Они поднялись, но тут же остановились, переглянувшись, – снаружи доносились тяжелые, торопливые шаги и учащенное дыхание. Пес поднял голову и зарычал.
– Ой, – встревожилась Пэм и потянулась, чтобы взять Френсис за руку, – это Дерек? Это, должно быть, Дерек.
– Ну, ничего серьезного случиться не могло, – сказала Френсис, стараясь держаться как можно увереннее.
Шаги стихли, и раздался резкий стук в заднюю дверь.
– Да кто там? Входите уже, ради всего святого! – крикнула Пэм.
В кухню робким шагом вошел высокий мужчина – худощавый, не старше сорока лет, темноволосый и небритый. Длинный нос искривлен, в голубых глазах читалась глубокая усталость. Рубашка под мышками промокла от пота, и весь он был в пыли и копоти. Френсис сразу же узнала гостя. Это был Оуэн Хьюз – брат Вин и Кэрис. При виде его у Френсис сдавило в груди, словно ее легкие переполнились воздухом.
– Я ищу Френсис, – с трудом выговорил Оуэн, пытаясь отдышаться. Его грудь вздымалась, как кузнечные мехи. – Она здесь?
Отогнав мысль, что он мог принести весть о Дэви, Френсис шагнула ему навстречу. Полное спокойствие вдруг овладело ею; такое спокойствие бывает только перед бурей.
– Я здесь, – отозвалась Френсис, видя перед собой одновременно двух человек – взрослого мужчину и долговязого мальчишку, каким он был, когда она с ним познакомилась.

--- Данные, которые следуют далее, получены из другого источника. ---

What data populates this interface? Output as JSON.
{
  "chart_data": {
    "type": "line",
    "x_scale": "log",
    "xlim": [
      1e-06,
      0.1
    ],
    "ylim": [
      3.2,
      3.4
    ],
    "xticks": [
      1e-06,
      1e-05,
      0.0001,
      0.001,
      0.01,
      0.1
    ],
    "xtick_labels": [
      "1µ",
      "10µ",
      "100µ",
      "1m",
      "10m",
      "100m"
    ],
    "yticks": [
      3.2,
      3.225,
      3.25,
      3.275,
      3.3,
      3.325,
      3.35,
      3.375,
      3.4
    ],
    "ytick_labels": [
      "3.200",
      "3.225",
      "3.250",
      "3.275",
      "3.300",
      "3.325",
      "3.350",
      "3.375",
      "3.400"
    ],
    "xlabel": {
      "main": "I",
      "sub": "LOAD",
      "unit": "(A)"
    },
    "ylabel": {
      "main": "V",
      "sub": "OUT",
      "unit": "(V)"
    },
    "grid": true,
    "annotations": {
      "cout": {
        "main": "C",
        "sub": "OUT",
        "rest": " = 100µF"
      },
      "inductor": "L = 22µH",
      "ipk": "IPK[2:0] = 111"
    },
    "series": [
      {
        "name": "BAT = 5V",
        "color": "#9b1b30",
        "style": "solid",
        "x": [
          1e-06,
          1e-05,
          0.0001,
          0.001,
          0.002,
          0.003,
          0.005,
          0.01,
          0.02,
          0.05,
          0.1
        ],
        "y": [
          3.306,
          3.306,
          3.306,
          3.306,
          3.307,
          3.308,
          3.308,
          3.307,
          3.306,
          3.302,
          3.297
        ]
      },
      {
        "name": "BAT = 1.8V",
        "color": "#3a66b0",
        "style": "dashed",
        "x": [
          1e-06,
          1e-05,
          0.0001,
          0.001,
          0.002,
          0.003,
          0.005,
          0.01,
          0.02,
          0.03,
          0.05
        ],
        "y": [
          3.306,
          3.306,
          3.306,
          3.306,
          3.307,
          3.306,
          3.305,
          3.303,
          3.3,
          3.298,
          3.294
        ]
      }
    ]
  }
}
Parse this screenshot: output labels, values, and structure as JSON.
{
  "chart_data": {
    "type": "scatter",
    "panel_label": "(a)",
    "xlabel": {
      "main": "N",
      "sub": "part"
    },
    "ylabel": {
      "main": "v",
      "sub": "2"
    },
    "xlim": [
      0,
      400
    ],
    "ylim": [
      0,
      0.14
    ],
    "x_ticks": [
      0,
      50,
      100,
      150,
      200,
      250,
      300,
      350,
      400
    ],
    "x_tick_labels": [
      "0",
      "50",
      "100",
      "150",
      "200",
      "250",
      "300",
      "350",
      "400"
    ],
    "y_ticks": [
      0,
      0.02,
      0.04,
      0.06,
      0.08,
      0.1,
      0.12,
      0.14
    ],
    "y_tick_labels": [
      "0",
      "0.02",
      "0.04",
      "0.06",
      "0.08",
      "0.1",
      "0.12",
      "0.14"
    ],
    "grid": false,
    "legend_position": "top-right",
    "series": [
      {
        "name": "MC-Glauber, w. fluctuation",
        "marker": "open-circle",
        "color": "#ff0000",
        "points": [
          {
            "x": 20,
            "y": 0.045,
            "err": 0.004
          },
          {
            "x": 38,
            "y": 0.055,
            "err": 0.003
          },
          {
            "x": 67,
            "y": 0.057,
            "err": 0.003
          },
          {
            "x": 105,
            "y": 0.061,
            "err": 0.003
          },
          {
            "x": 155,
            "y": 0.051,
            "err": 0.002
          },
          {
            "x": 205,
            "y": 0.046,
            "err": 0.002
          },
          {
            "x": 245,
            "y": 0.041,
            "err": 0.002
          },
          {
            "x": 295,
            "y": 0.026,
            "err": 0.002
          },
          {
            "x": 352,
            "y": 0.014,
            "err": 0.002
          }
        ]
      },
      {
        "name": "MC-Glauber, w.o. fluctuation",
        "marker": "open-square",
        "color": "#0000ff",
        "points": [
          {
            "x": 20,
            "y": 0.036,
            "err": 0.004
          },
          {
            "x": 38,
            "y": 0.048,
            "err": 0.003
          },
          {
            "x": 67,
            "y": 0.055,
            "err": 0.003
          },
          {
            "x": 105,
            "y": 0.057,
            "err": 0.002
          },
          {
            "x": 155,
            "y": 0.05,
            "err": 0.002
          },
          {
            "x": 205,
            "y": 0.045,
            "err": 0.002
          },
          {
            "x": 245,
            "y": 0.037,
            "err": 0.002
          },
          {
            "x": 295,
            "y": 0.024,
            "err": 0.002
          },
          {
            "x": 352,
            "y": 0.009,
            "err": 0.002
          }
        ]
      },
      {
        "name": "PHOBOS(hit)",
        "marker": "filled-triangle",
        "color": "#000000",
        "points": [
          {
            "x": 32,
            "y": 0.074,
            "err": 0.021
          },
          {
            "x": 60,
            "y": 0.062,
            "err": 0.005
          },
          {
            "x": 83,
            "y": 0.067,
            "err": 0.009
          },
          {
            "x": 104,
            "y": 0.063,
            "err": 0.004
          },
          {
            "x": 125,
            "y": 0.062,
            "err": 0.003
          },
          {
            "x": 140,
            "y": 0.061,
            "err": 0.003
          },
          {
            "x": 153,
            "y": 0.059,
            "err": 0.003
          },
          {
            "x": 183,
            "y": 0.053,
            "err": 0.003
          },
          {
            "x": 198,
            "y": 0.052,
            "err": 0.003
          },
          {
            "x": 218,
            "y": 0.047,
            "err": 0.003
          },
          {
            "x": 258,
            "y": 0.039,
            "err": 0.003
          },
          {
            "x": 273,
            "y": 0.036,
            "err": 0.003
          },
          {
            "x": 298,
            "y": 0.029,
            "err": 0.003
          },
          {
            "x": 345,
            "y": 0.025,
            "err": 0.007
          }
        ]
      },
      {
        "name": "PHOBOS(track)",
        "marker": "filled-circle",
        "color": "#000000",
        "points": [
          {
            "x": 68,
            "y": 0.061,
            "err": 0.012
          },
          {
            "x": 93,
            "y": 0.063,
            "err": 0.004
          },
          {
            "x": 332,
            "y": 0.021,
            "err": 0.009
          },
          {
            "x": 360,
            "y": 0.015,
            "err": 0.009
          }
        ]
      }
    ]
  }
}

Видно было, как Оуэн внутренне собрался, перевел дыхание, но все еще молчал. Сердце Френсис сорвалось в галоп, так что у нее заломило в груди. Почему-то она сразу поняла, зачем он пришел. Она ждала этого долгие годы.
– Мы нашли ее, Френсис, – выговорил Оуэн, глядя на нее немигающим взглядом. – Мы нашли Вин.
1915
Френсис впервые увидела Бронвин Хьюз, когда ей самой только исполнилось шесть лет. Вин же отставала на пять месяцев. Все внимание Френсис тогда было сосредоточено на пальцах ног – она сжимала их, насколько это позволяло пространство внутри ботинок, и разжимала. От этого пальцы зудели и болели. Процедура напоминала надавливание на синяк – так же болезненно, но удержаться невозможно. Мать говорила, что это поможет ей не получить обморожения, но к концу дня пальцы все ровно становились красными и ужасно пульсировали, когда ее заставляли несколько минут держать их в английской соли перед вечерним чаем. В классной комнате стоял угольный котел и пара больших радиаторов, которые щелкали и шипели, но грели мало. За короткий путь от дома до школы ноги Френсис успевали замерзнуть и мерзли весь оставшийся день, так как влага через ботинки проникала внутрь. Ей надлежало ходить в школу и обратно домой кратчайшим путем, но Френсис нравилось блуждать по извилистой дороге и смотреть на разорванную паутину с раскачивающимися каплями воды, повисшую между перилами. Она дивилась, как корочка льда на луже могла быть такой тонкой, тоньше любого стекла, и совершенно чистой, несмотря на грязную воду. Наблюдала, как нахохлившиеся галки на крышах испускали крошечные облачка пара, когда кричали.